Sunday, October 3, 2010

Nuts to you

I spent the day at a vintage goods and new crafts flea market. I picked up two new cook books and I wish I could have brought home more. But I settled on Menu Magic in a Nutshell by the California Walnut Grower's Association, which is probably from the 1950s, based on the illustrations, and yet another Metropolitan Cook Book from the Metropolitan Life Insurance Company.

Let's start with some Menu Magic. "Many a fine cook's reputation is based on a trick of kitchen magic--the little flick of the wrist that empties a cup of walnut kernels into some simple recipe! What menu magic these golden kernels work! How they add eye appeal, flavor, and food value to even old favorites! How they transform ordinary dishes into extraordinary treats!"
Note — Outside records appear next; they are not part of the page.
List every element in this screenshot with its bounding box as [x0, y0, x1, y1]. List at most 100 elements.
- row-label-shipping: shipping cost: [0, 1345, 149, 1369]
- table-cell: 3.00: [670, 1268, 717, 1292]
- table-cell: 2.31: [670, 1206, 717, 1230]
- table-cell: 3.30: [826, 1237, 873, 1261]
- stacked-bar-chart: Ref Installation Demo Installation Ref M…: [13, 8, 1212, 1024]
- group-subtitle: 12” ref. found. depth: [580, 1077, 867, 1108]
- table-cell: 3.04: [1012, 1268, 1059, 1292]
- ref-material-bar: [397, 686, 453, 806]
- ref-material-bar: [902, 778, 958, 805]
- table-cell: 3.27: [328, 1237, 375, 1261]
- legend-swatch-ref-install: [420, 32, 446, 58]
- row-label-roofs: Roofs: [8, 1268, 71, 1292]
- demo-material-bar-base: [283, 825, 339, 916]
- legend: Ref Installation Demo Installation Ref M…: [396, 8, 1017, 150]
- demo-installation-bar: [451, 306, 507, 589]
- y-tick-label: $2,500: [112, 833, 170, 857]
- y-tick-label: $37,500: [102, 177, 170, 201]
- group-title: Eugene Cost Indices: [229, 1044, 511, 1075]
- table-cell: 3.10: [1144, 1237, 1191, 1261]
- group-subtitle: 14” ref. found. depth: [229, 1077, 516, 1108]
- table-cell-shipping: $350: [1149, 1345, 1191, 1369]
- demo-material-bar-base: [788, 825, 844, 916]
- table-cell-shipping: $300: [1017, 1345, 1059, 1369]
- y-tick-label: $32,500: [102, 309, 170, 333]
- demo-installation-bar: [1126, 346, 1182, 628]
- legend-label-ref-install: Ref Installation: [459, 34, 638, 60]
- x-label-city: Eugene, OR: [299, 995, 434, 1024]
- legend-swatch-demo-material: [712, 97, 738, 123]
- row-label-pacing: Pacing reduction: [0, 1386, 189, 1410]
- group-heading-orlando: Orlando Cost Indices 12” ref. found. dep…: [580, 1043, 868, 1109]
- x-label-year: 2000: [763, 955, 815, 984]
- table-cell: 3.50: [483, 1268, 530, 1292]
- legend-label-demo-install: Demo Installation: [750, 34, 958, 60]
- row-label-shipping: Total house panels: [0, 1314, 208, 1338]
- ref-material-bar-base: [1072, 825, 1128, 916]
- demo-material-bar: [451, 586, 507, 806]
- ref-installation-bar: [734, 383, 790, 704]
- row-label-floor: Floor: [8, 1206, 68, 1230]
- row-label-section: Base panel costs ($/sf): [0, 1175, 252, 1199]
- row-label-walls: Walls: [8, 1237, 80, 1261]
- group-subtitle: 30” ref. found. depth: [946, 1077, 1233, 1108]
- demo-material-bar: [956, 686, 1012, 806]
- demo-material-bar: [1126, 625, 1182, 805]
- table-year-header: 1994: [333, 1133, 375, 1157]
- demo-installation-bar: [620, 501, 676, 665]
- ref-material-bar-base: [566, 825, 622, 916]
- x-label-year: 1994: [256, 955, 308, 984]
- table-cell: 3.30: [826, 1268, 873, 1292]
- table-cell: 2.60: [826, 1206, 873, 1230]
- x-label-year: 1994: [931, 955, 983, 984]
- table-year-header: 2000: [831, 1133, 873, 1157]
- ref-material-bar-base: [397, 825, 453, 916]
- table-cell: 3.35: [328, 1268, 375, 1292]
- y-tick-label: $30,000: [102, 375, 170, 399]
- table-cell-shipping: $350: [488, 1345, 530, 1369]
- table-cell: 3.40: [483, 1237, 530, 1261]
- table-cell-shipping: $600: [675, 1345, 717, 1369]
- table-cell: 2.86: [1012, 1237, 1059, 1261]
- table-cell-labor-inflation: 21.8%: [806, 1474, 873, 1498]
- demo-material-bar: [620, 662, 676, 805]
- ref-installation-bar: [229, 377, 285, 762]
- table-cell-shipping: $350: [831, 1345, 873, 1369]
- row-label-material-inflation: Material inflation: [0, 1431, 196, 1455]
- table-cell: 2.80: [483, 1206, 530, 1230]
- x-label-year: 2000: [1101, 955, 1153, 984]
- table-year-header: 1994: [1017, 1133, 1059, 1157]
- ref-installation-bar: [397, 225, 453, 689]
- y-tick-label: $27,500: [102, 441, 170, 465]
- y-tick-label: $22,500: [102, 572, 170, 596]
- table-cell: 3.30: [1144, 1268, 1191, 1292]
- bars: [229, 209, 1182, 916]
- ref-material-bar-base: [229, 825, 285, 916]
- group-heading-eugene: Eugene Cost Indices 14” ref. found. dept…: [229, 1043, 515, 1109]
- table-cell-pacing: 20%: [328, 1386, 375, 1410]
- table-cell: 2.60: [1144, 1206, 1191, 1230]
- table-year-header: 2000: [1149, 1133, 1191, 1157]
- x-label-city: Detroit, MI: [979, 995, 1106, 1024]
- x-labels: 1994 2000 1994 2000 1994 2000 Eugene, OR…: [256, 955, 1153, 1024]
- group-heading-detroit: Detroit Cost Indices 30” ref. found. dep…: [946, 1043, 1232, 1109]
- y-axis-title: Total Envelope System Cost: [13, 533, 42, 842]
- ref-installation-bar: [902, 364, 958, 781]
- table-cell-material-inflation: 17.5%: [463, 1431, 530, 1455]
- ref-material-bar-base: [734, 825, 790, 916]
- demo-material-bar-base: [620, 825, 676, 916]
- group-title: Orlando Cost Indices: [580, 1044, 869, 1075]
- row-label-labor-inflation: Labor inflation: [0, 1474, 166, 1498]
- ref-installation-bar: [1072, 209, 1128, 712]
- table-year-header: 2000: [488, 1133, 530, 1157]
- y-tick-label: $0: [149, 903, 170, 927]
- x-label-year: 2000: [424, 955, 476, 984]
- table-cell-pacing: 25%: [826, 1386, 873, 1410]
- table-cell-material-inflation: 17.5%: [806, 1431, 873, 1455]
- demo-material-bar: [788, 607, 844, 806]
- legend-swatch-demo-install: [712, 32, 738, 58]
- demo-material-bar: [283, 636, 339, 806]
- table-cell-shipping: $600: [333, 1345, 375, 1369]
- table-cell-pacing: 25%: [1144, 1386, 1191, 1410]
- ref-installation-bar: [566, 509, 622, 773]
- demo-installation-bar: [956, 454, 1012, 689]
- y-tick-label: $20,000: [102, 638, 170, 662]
I can get into adding them to chicken salad, and maybe even the potato salad would be interesting to try, but I wish they didn't ruin a Pear, Cheese & Walnut Salad with celery. I'll have to come up with a good substitute. I do have all these darn apples rolling around the kitchen table.

Pear, Cheese & Walnut Salad
1/4 c cream cheese
1/4 cup celery, chopped fine
1/4 cup walnuts, chopped fine
cream
salt, pepper, and paprika
6 halves canned pears
mayonnaise
lettuce

Mix cheese, celery, and walnuts. Moisten with cream and season to taste. Place pears on lettuce leaves, fill centers of pears with mixture and garnish with mayonnaise.

Walnut Potato Salad
2 cups cold cooked potatoes
1 cup coarsely chopped walnuts
1 small onion, minced
2 T parsley. minced
1/2 t salt
2 small sweet pickles, diced
mayonnaise
lettuce
walnuts
cheese wafers

Cut potatoes into small cubes. Mix potatoes and walnuts with onion, parsley, salt and pickles, using sufficient mayonnaise to moisten. Serve on crisp lettuce leave with small cheese wafers and garnish with walnut halves.

The recipes I really find interesting though, are the ones that use walnuts as a meat substitute: a vegetarian option for the Depression. If you had walnut trees and time and couldn't afford meat...

Walnut Loaf
2 cups cold baked beans
1 1/2 cups soft bread crumbs
3 T minced onion
1 t salt
1 egg, beaten
1 1/2 cups chopped walnuts
2 T melted fat
1/2 t paprika
1 1/2 cups canned tomato juice
2 cups tomato sauce

Mix all the ingredients except the tomato sauce and put into a greased loaf pan. Bake in a moderate oven (350) for 60 minutes. Serve with or without a well-seasoned tomato sauce.

Walnut Sausage
1 cup soft bread crumbs
1 T butter
1 cup cooked rice
2 t sage
1/2 t paprika
1 1/2 cups chopped walnuts
2 eggs, beaten
1/2 t salt
1/4 t celery seed
1 t minced onion
4 T fat
crisp bacon as garnish
1 1/2 cups white sauce
Blend all ingredients except fat, bacon and white sauce. Shape mixture like sausages and brown well in the hot fat in a skillet. garnish with bacon and serve with a white sauce. (Okay, I know the fat and bacon are hardly vegetarian, but you don't have to have garnish you know, and you can always use a vegetable based fat instead.) (Do you usually garnish you sausage with bacon??)

Vegetable Loaf
1 cup canned or cooked peas
1 cup cooked, mashed carrots
1/2 cup chopped walnuts
3 T minced onion
1 cup soft bread crumbs
1 cup milk
1 T melted fat
2 beaten eggs
1 t salt
1/8 t pepper
2 cups tomato sauce
Mix ingredients in order given, omitting tomato sauce, and put in a greased loaf pan. Bake in a moderate oven (350) for 60 minutes. Serve with a well-seasoned tomato sauce.

All in all, a fun little book to have picked from the tree. And remember: "[M]ake it a rule to "Just Add Walnuts" to at least one dish every day."